I do kind of feel bad for Jason here, though. Kudos to the artist for that.
I do kind of feel bad for Jason here, though. Kudos to the artist for that.

Yeah, if you read Final Crisis or anything surrounding it you know that’s not Batman’s body. Anyway, ratings time.

Plot: It’s definitely a Batman detective story, but with the slant of having a new Batman. The second arc is more the classic revenge story, but the interactions are smart.

Characters: Everyone fills the role you’d expect, Dick is unsure about being Batman, Damian is the bratty sidekick, and Alfred is their father figure. Sasha is a tragic character, and her finding happiness at the end is nice. Jason however, is just complex. He goes from father figure of Scarlet to social media savvy teenager with his own daddy issues.

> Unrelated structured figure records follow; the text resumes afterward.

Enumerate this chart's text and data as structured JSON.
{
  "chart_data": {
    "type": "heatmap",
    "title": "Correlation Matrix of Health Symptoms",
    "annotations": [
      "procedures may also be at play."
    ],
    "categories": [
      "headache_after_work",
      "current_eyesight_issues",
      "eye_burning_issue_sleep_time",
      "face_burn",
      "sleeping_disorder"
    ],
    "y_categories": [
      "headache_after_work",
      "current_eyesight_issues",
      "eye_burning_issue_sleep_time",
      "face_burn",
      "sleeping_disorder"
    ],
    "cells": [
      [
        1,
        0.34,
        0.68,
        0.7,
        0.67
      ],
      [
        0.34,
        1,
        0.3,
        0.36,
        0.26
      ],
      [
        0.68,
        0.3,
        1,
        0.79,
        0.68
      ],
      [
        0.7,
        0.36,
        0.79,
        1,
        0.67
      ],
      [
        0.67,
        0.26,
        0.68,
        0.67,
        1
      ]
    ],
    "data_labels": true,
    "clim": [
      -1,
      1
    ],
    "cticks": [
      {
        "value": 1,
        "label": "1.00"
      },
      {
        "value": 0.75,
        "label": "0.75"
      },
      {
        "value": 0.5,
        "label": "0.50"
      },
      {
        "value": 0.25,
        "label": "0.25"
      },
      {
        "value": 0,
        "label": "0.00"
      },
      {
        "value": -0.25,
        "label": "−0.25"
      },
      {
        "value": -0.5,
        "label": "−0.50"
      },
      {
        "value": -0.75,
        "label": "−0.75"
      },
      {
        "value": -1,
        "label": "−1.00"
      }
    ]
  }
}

Action: The action is pretty great, especially in the first arc. The comic boxes shift to slanted boxes that follow the battle, making it flow better.

Art: The art is solid, but in the first arc the characters have too many lines on them and look kind of puffy for it. It’s just odd to me.

Ending: The ending doesn’t work for me because I know that’s not Batman. I do kind of want to know who’s body is that, though.

Final Thoughts; And now it’s time for the symbolism. There’s a lot of references to Alan Moore’s previous works here, like the Joker’s carnival from The Killing Joke and Jason Todd’s resemblance to Rorschach from Watchmen. Another Killing Joke reference is Damian being crippled, and that Jason Todd refuses to turn himself in, like the Joker did. Anyway, the book was very good, and this symbolism is just fun stuff that Grant Morrison slips in. The downside would have to be Jason Todd’s character, but the new villains, Pyg and Flamingo, are great additions and I’d like to see more of Pyg.